The company reported approximately 25.9 million funded customers at the end of May, representing a modest increase of about 5,000 from April after the impact of required escheatment of approximately 100,000 low-balance accounts. Year-over-year, funded customers grew by 1.8 million. This customer growth has contributed to Robinhood’s robust revenue growth of nearly 60% over the last twelve months, with the company maintaining an excellent 91% gross profit margin.
Net deposits for May totaled $3.5 billion, translating to an 18% annualized growth rate relative to April’s total platform assets.

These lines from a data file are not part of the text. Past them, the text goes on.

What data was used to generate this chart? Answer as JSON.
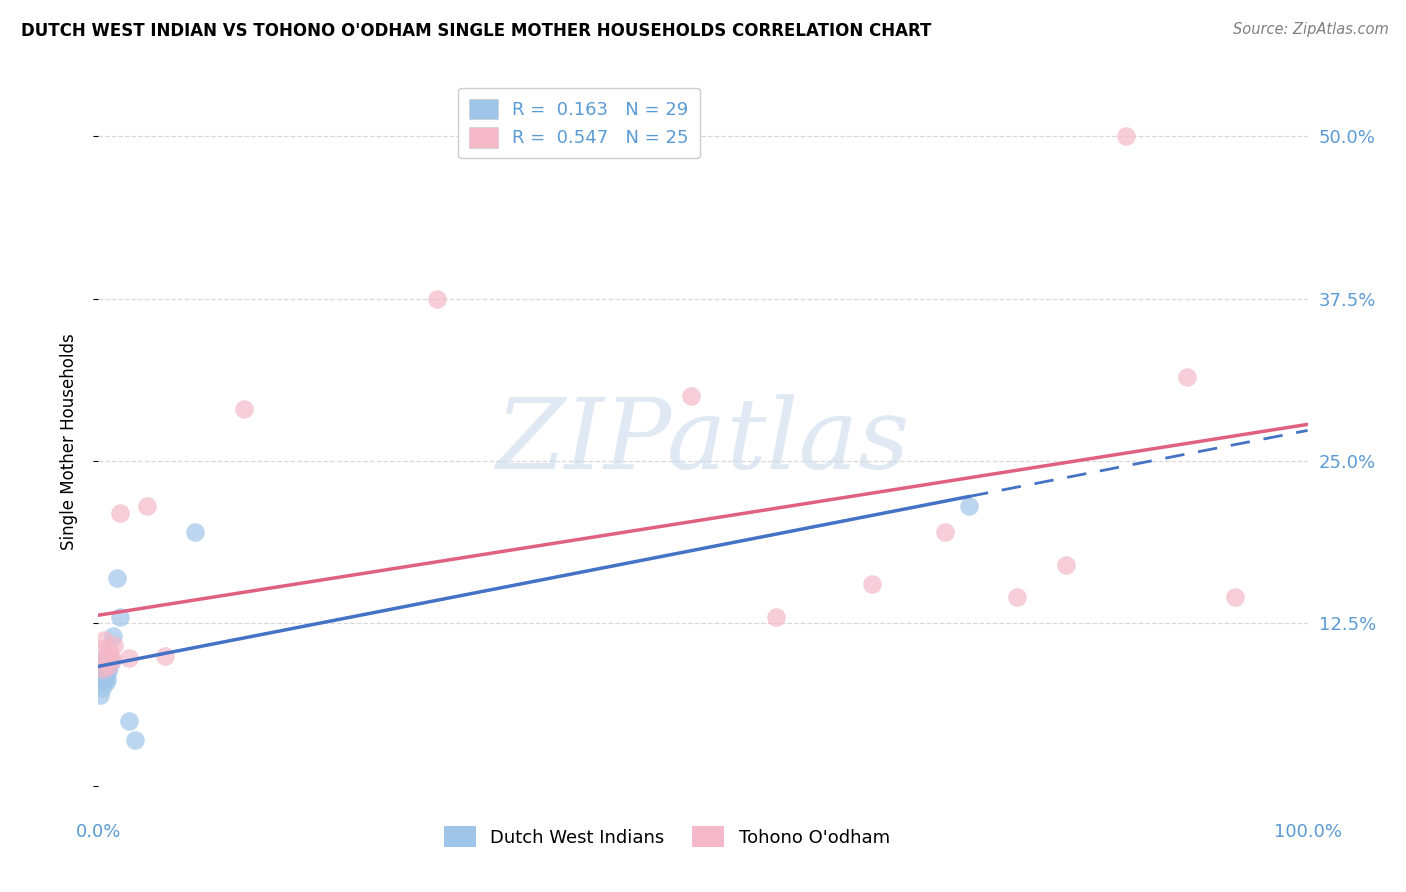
{
  "title": "DUTCH WEST INDIAN VS TOHONO O'ODHAM SINGLE MOTHER HOUSEHOLDS CORRELATION CHART",
  "source": "Source: ZipAtlas.com",
  "ylabel": "Single Mother Households",
  "xlim": [
    0.0,
    1.0
  ],
  "ylim": [
    -0.02,
    0.55
  ],
  "yticks": [
    0.0,
    0.125,
    0.25,
    0.375,
    0.5
  ],
  "yticklabels": [
    "",
    "12.5%",
    "25.0%",
    "37.5%",
    "50.0%"
  ],
  "xtick_labels": [
    "0.0%",
    "100.0%"
  ],
  "tick_color": "#5b9bd5",
  "blue_color": "#9fc5e8",
  "pink_color": "#f4b8c8",
  "blue_line_color": "#4472c4",
  "pink_line_color": "#e06080",
  "grid_color": "#d8d8d8",
  "watermark_text": "ZIPatlas",
  "watermark_color": "#c8d8ea",
  "blue_label": "Dutch West Indians",
  "pink_label": "Tohono O'odham",
  "legend1_r": "0.163",
  "legend1_n": "29",
  "legend2_r": "0.547",
  "legend2_n": "25",
  "blue_x": [
    0.001,
    0.002,
    0.002,
    0.003,
    0.003,
    0.003,
    0.004,
    0.004,
    0.004,
    0.005,
    0.005,
    0.005,
    0.006,
    0.006,
    0.006,
    0.007,
    0.007,
    0.007,
    0.008,
    0.008,
    0.009,
    0.01,
    0.012,
    0.015,
    0.018,
    0.025,
    0.03,
    0.08,
    0.72
  ],
  "blue_y": [
    0.07,
    0.085,
    0.095,
    0.075,
    0.088,
    0.095,
    0.082,
    0.09,
    0.095,
    0.085,
    0.092,
    0.098,
    0.08,
    0.088,
    0.095,
    0.082,
    0.09,
    0.095,
    0.088,
    0.095,
    0.092,
    0.095,
    0.115,
    0.16,
    0.13,
    0.05,
    0.035,
    0.195,
    0.215
  ],
  "pink_x": [
    0.003,
    0.004,
    0.005,
    0.006,
    0.007,
    0.008,
    0.009,
    0.01,
    0.011,
    0.013,
    0.018,
    0.025,
    0.04,
    0.055,
    0.12,
    0.28,
    0.49,
    0.56,
    0.64,
    0.7,
    0.76,
    0.8,
    0.85,
    0.9,
    0.94
  ],
  "pink_y": [
    0.105,
    0.09,
    0.112,
    0.098,
    0.098,
    0.092,
    0.105,
    0.1,
    0.097,
    0.108,
    0.21,
    0.098,
    0.215,
    0.1,
    0.29,
    0.375,
    0.3,
    0.13,
    0.155,
    0.195,
    0.145,
    0.17,
    0.5,
    0.315,
    0.145
  ]
}
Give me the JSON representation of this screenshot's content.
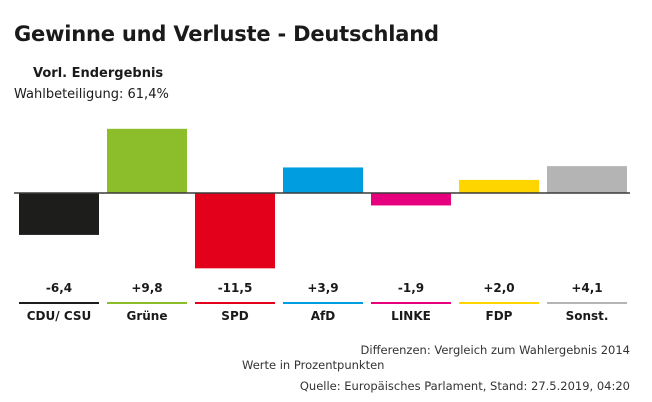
{
  "header": {
    "title": "Gewinne und Verluste - Deutschland",
    "subtitle": "Vorl. Endergebnis",
    "turnout": "Wahlbeteiligung: 61,4%"
  },
  "chart_data": {
    "type": "bar",
    "categories": [
      "CDU/ CSU",
      "Grüne",
      "SPD",
      "AfD",
      "LINKE",
      "FDP",
      "Sonst."
    ],
    "values": [
      -6.4,
      9.8,
      -11.5,
      3.9,
      -1.9,
      2.0,
      4.1
    ],
    "value_labels": [
      "-6,4",
      "+9,8",
      "-11,5",
      "+3,9",
      "-1,9",
      "+2,0",
      "+4,1"
    ],
    "colors": [
      "#1d1d1b",
      "#8bbe2a",
      "#e3001b",
      "#009ee0",
      "#e6007e",
      "#ffd500",
      "#b4b4b4"
    ],
    "ylim": [
      -11.5,
      9.8
    ],
    "grid": false,
    "legend": "none"
  },
  "footer": {
    "note_differences": "Differenzen: Vergleich zum Wahlergebnis 2014",
    "note_units": "Werte in Prozentpunkten",
    "source": "Quelle: Europäisches Parlament, Stand: 27.5.2019, 04:20"
  }
}
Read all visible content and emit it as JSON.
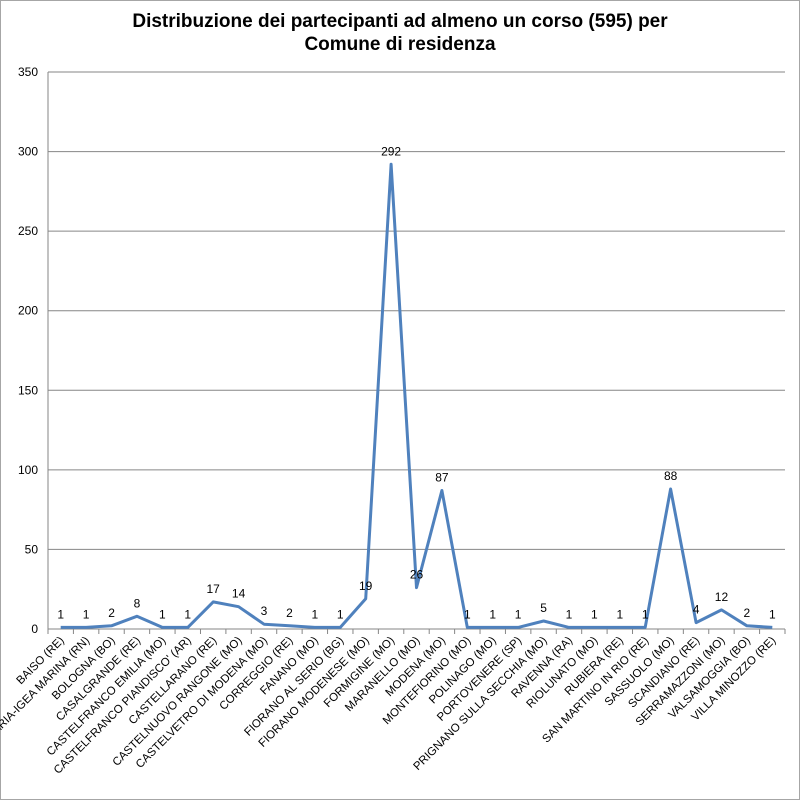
{
  "chart_data": {
    "type": "line",
    "title_line1": "Distribuzione dei partecipanti ad almeno un corso (595) per",
    "title_line2": "Comune di residenza",
    "xlabel": "",
    "ylabel": "",
    "ylim": [
      0,
      350
    ],
    "yticks": [
      0,
      50,
      100,
      150,
      200,
      250,
      300,
      350
    ],
    "grid": true,
    "legend": "none",
    "line_color": "#4f81bd",
    "categories": [
      "BAISO (RE)",
      "BELLARIA-IGEA MARINA (RN)",
      "BOLOGNA (BO)",
      "CASALGRANDE (RE)",
      "CASTELFRANCO EMILIA (MO)",
      "CASTELFRANCO PIANDISCO' (AR)",
      "CASTELLARANO (RE)",
      "CASTELNUOVO RANGONE (MO)",
      "CASTELVETRO DI MODENA (MO)",
      "CORREGGIO (RE)",
      "FANANO (MO)",
      "FIORANO AL SERIO (BG)",
      "FIORANO MODENESE (MO)",
      "FORMIGINE (MO)",
      "MARANELLO (MO)",
      "MODENA (MO)",
      "MONTEFIORINO (MO)",
      "POLINAGO (MO)",
      "PORTOVENERE (SP)",
      "PRIGNANO SULLA SECCHIA (MO)",
      "RAVENNA (RA)",
      "RIOLUNATO (MO)",
      "RUBIERA (RE)",
      "SAN MARTINO IN RIO (RE)",
      "SASSUOLO (MO)",
      "SCANDIANO (RE)",
      "SERRAMAZZONI (MO)",
      "VALSAMOGGIA (BO)",
      "VILLA MINOZZO (RE)"
    ],
    "values": [
      1,
      1,
      2,
      8,
      1,
      1,
      17,
      14,
      3,
      2,
      1,
      1,
      19,
      292,
      26,
      87,
      1,
      1,
      1,
      5,
      1,
      1,
      1,
      1,
      88,
      4,
      12,
      2,
      1
    ]
  }
}
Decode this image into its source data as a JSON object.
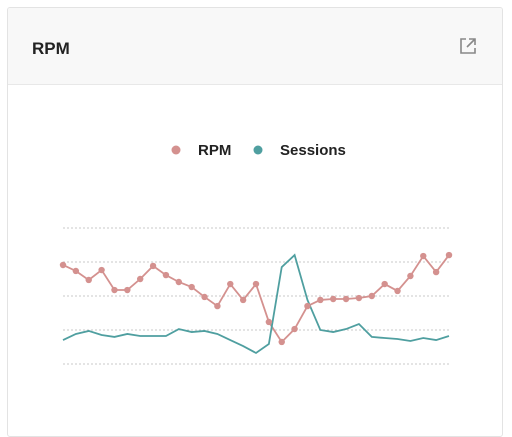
{
  "header": {
    "title": "RPM"
  },
  "chart_data": {
    "type": "line",
    "categories": [
      null,
      null,
      null,
      null,
      null,
      null,
      null,
      null,
      null,
      null,
      null,
      null,
      null,
      null,
      null,
      null,
      null,
      null,
      null,
      null,
      null,
      null,
      null,
      null,
      null,
      null,
      null,
      null,
      null,
      null,
      null
    ],
    "series": [
      {
        "name": "RPM",
        "color": "#d4918f",
        "markers": true,
        "values": [
          72.8,
          68.4,
          61.8,
          69.1,
          54.4,
          54.4,
          62.5,
          72.1,
          65.4,
          60.3,
          56.6,
          49.3,
          42.6,
          58.8,
          47.1,
          58.8,
          30.9,
          16.2,
          25.7,
          42.6,
          47.1,
          47.8,
          47.8,
          48.5,
          50.0,
          58.8,
          53.7,
          64.7,
          79.4,
          67.6,
          80.1
        ]
      },
      {
        "name": "Sessions",
        "color": "#4f9fa0",
        "markers": false,
        "values": [
          17.6,
          22.1,
          24.3,
          21.3,
          19.9,
          22.1,
          20.6,
          20.6,
          20.6,
          25.7,
          23.5,
          24.3,
          22.1,
          17.6,
          13.2,
          8.1,
          14.7,
          71.3,
          80.1,
          47.1,
          25.0,
          23.5,
          25.7,
          29.4,
          19.9,
          19.1,
          18.4,
          16.9,
          19.1,
          17.6,
          20.6
        ]
      }
    ],
    "ylim": [
      0,
      100
    ],
    "yticks": [
      0,
      25,
      50,
      75,
      100
    ],
    "grid": true,
    "legend": "top"
  }
}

Over the past twelve months, net deposits reached $59.1 billion, representing a 44% annual growth rate compared to May 2024.
Trading volumes showed significant increases across all categories. Equity notional trading volumes rose to $180.5 billion, up 14% from April and 108% year-over-year. Options contracts traded reached 179.8 million, increasing 7% month-over-month and 36% year-over-year. Crypto notional trading volumes grew to $11.7 billion, up 36% from April and 65% year-over-year.
Margin balances at the end of May stood at $9.0 billion, reflecting a 7% increase from April and doubling year-over-year. Total cash sweep balances reached $30.8 billion, up 7% from April and 52% from the previous year.
The company’s securities lending revenue for May was $33 million, representing a 32% increase from April and a 43% rise year-over-year.
The reported figures do not include the impact of Robinhood’s Bitstamp acquisition, which closed on June 2, 2025, and added approximately 500,000 funded customers, according to the company’s press release statement. With a market capitalization of $64 billion and an overall "GREAT" financial health score from InvestingPro, Robinhood appears well-positioned for growth, though current valuations suggest the stock may be trading above its Fair Value. Investors can access 12 additional ProTips and comprehensive analysis through InvestingPro’s detailed research report.
In other recent news, Robinhood Markets has made significant strides in its business operations and market presence. The company recently completed its acquisition of European crypto exchange Bitstamp for $200 million in cash. This acquisition broadens Robinhood’s reach in the cryptocurrency sector and marks its first exposure to institutional crypto clients. Analysts at Piper Sandler have maintained an Overweight rating on Robinhood, setting a price target of $70, noting the potential benefits from the current bitcoin bull run and the company’s diversified business model.
Meanwhile, Redburn-Atlantic analysts downgraded Robinhood’s stock rating from Neutral to Sell, despite raising the price target to $48. The downgrade reflects concerns about the sustainability of recent improvements and challenges in Robinhood’s business model. The analysts also highlighted risks associated with global expansion and recent acquisitions, alongside a premium valuation compared to peers.
In another development, Robinhood announced the expansion of its desktop platform to the United Kingdom, aiming to reach a broader base of retail investors. This move aligns with Robinhood’s strategy to provide advanced trading tools to UK-based retail investors. The expansion is part of Robinhood’s ongoing efforts to enhance its platform and services for its growing user base.